そんな達夫にルリとアヤの話を打ち明けられ、エマはこう言ったのだと言う。
「ママはママの選んだ人と幸せになればそれでいいんじゃない……って言ったの」
「今は僕もそう思う。今まで通りの僕たちの普通に、アヤさんを足してもそんなに変わらないと思っていて……説明が難しいし、普通ってなんだよって話だけれど……とにかく、母さんも僕も親子だけど、それぞれが自分で決めて生きることの障害になるのは違うと思った」
茉莉は砂糖と牛乳の入ったコーヒーを少しずつ飲みながら、アヤをじっと見ている。
「看護師さん、大変?」
茉莉は突然アヤにそう訊ねる。大人たちが目を丸くしていると、茉莉はエマのバッグからタブレット端末を出して、画面をアヤに見せる。ルリものぞき込むと、それはいわゆる電子書籍だった。子ども用に編集されたもので、『医師になる方法』と書かれている。

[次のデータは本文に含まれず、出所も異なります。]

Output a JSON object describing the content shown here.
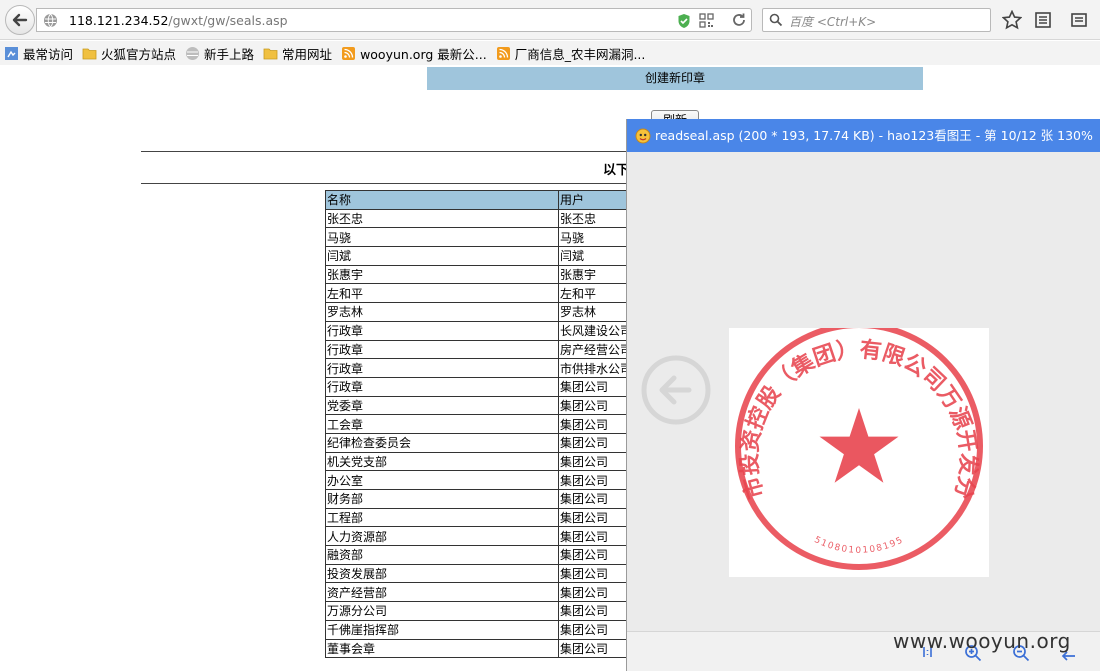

「茉莉、将来お医者さんになりたいんだけど、病院って大変?」
「病院にもよりますけど……例えばうちなんかだと、医者と看護師他のスタッフ……例えば介護さんとか、リハビリさんとか栄養士さんとか、いろんな人がいるんだけど、全員で患者さんの情報をやり取りしないといけなくて、それがちょっと大変」
「そうか……お医者さんって、女の人どれくらいいるの?」
「最近は増えて来たけど……まだ看護師の方が多いかな、うちの病院は男の人の看護師って三人しかいないんだ」
アヤと茉莉はそう言って病院の話や、看護師から見た医師の話をしている。ルリはエマにこう訊ねた。

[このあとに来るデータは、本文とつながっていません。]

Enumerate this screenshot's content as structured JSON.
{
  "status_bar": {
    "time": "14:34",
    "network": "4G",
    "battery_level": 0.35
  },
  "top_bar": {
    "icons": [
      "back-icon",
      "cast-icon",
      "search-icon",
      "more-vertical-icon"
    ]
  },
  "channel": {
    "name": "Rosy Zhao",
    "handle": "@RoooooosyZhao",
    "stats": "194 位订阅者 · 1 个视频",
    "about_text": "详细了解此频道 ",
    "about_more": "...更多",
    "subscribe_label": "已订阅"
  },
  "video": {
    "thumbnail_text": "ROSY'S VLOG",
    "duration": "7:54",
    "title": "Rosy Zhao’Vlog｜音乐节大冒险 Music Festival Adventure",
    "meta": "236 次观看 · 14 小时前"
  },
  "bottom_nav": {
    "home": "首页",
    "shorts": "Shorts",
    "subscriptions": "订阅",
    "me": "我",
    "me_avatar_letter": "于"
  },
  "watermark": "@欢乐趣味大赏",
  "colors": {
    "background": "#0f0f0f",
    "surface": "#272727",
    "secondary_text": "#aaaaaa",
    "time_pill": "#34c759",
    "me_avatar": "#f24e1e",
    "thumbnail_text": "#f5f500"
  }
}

「茉莉ちゃん、お医者さんになりたいって、初めて知ったわ」
「最近ね、総合内科医が主役のドラマがあって、それでなりたいって言い始めたの。最近塾通いも始めて」
そのドラマはルリも見ているものだった。そうか、こんな風に何かになりたいと言うきっかけができることもあるのだ。女性内科医が様々な難しい診断を迫られるシーンが面白い。アヤは勤務スケジュールの都合でドラマはあまり見られないのだが、存在は知っていたらしく、頷きながらこう言った。
「もちろんドラマと現実は違いますけど、茉莉ちゃんみたいな明るくて挨拶ができる人がお医者さんになってくれると、看護師は仕事がしやすくていいです」
「それって、挨拶しないお医者さんもいるってこと?」
「……まあ、全員が全員、そうではないけどね……あはは」
茉莉とアヤがソファに移り病院や看護師の話をしている中、達夫がルリに向かってこう言った。

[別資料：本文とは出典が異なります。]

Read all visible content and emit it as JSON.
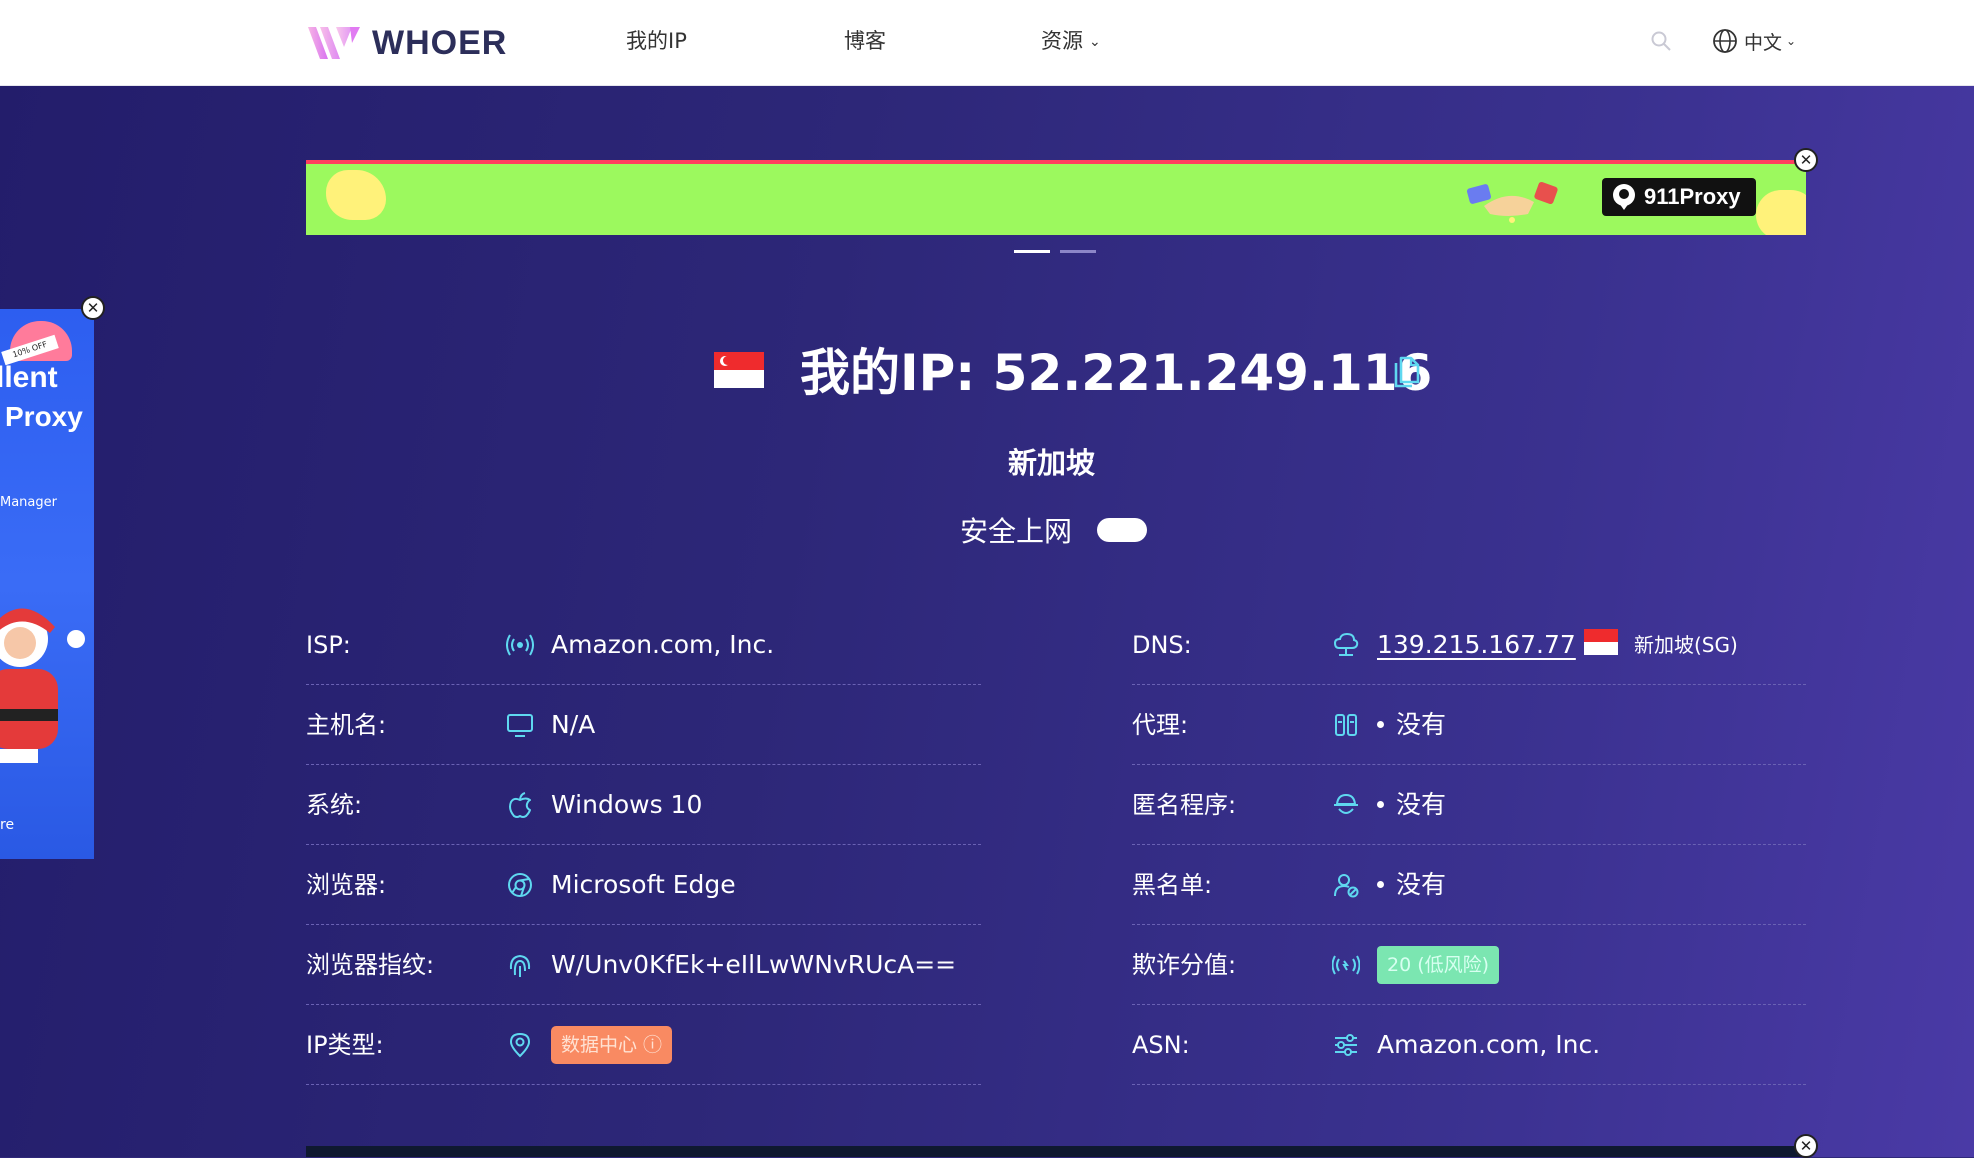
{
  "header": {
    "brand": "WHOER",
    "nav": {
      "my_ip": "我的IP",
      "blog": "博客",
      "resources": "资源"
    },
    "language": "中文"
  },
  "ads": {
    "top_banner_brand": "911Proxy",
    "side_tag": "10% OFF",
    "side_line1": "llent",
    "side_line2": "Proxy",
    "side_line3": "Manager",
    "side_line4": "re"
  },
  "ip_info": {
    "title": "我的IP:  52.221.249.116",
    "country": "新加坡",
    "safe_browsing_label": "安全上网",
    "safe_browsing_on": false
  },
  "details_left": [
    {
      "label": "ISP:",
      "icon": "signal-icon",
      "value": "Amazon.com, Inc."
    },
    {
      "label": "主机名:",
      "icon": "monitor-icon",
      "value": "N/A"
    },
    {
      "label": "系统:",
      "icon": "apple-icon",
      "value": "Windows 10"
    },
    {
      "label": "浏览器:",
      "icon": "chrome-icon",
      "value": "Microsoft Edge"
    },
    {
      "label": "浏览器指纹:",
      "icon": "fingerprint-icon",
      "value": "W/Unv0KfEk+eIlLwWNvRUcA=="
    },
    {
      "label": "IP类型:",
      "icon": "location-pin-icon",
      "value": "数据中心 ⓘ"
    }
  ],
  "details_right": [
    {
      "label": "DNS:",
      "icon": "dns-cloud-icon",
      "value": "139.215.167.77",
      "country": "新加坡(SG)"
    },
    {
      "label": "代理:",
      "icon": "proxy-icon",
      "value": "没有"
    },
    {
      "label": "匿名程序:",
      "icon": "incognito-icon",
      "value": "没有"
    },
    {
      "label": "黑名单:",
      "icon": "user-block-icon",
      "value": "没有"
    },
    {
      "label": "欺诈分值:",
      "icon": "broadcast-icon",
      "value": "20 (低风险)"
    },
    {
      "label": "ASN:",
      "icon": "sliders-icon",
      "value": "Amazon.com, Inc."
    }
  ],
  "colors": {
    "header_bg": "#ffffff",
    "page_bg": "#2d2778",
    "accent_icon": "#5fd8f0",
    "badge_datacenter": "#f98a62",
    "badge_score": "#7be6b1",
    "banner_bg": "#9cf95e"
  }
}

「この前は……ごめん。本当に、何も知らないで決めつけて、なんだか言った直後から自分の中でも『違うな』って思っていたんだけど……実はさ、あのあと仕事先の友人とちょっと会ったんだよ。それで、いろんな家族の話をしたり、実際会いに行ったりして……それで出た答えが、さっきのなんだ」
「私も……ごめんね。エマさんのことは本意じゃないの。一緒にいた時間がもちろん達夫の方が多いから、その分私も罪悪感があったの。でもね……あなたがその友達と会ったように、私も会ったのよ。初恋だった人に」
「え?」
「なんだかね、会って話したら……今好きなのはアヤさんで、あの人じゃないってわかった。もちろん、家族としてお父さんも大切。でも、だからと言ってもう隠したりはしたくない。あなたにも、エマさんにも、茉莉ちゃんにもね」
そうか、と達夫は頷く。きっと思うところはそれぞれあるはずだ。しかし彼はこう言った。その目には優しさが含まれていた。いつも通り、普段の達夫だ。彼は優しい。思えば和孝も、口には出さないがこういう目をよくする人だった。
「いつか、その人に僕も会いたい。母さんが好きになる人に興味がある」
「私も、あなたのそのお友達に会いたいな、いつか会わせてね」
「ママ!アヤちゃんとLINE交換していい?」
「ああ、じゃあ、グループLINEに入ってもらおうか」
「そうね」
アヤは笑って立ち上がる。緊張が抜けたのか、達夫の提案にほっとした顔をした。アヤは家族の話をあまりしない。これから聞くこともあまりないだろうが、彼女の中で、新たな家族としてエマや達夫、茉莉が加わるのであればそれは嬉しい。
「いや、いいんでしょうか……なんだかトントン拍子で……緊張してたから余計びっくりしちゃった。あ、LINEこれです」
「うん、だって家族だもの、私もアヤちゃんって呼んでいい?エマって呼んでいいから」
「そう……そうだね。いきなり呼び捨てはちょっとあれだから、エマさんで。あと達夫さん、よろしく」
「じゃあ僕はアヤさんって呼ぶよ」
茉莉はその後、アヤと個別でLINEを交換したらしい。嬉しそうな茉莉に、達夫も安堵の表情を見せる。
「実はさ、茉莉にどう説明するかとか、茉莉がどう思うか悩んだんだ……でもエマの言う通り、会わせて正解だった」
「でしょ?子どもだって、ひとりの人間なんだから」
達夫がコーヒーを淹れる。当たり前にキッチンに立つ彼の後ろ姿を見て、ルリはエマと達夫の関係性を羨ましく思うと同時に、自分とアヤもきっと大丈夫だと思った。
「じゃあ、今日は家族が増えたってことで、何か美味しいものでも食べに行こう!」
エマの提案にそれぞれが笑顔で、その日の夕食をどこで過ごすかを調べ始めた。
これはルリに家族が増えた最初の日に至るまでの話で、この日からが新たなスタートとなる。新たな日々を祝福するように、日の長くなった空は美しい夕焼けに染まっていた。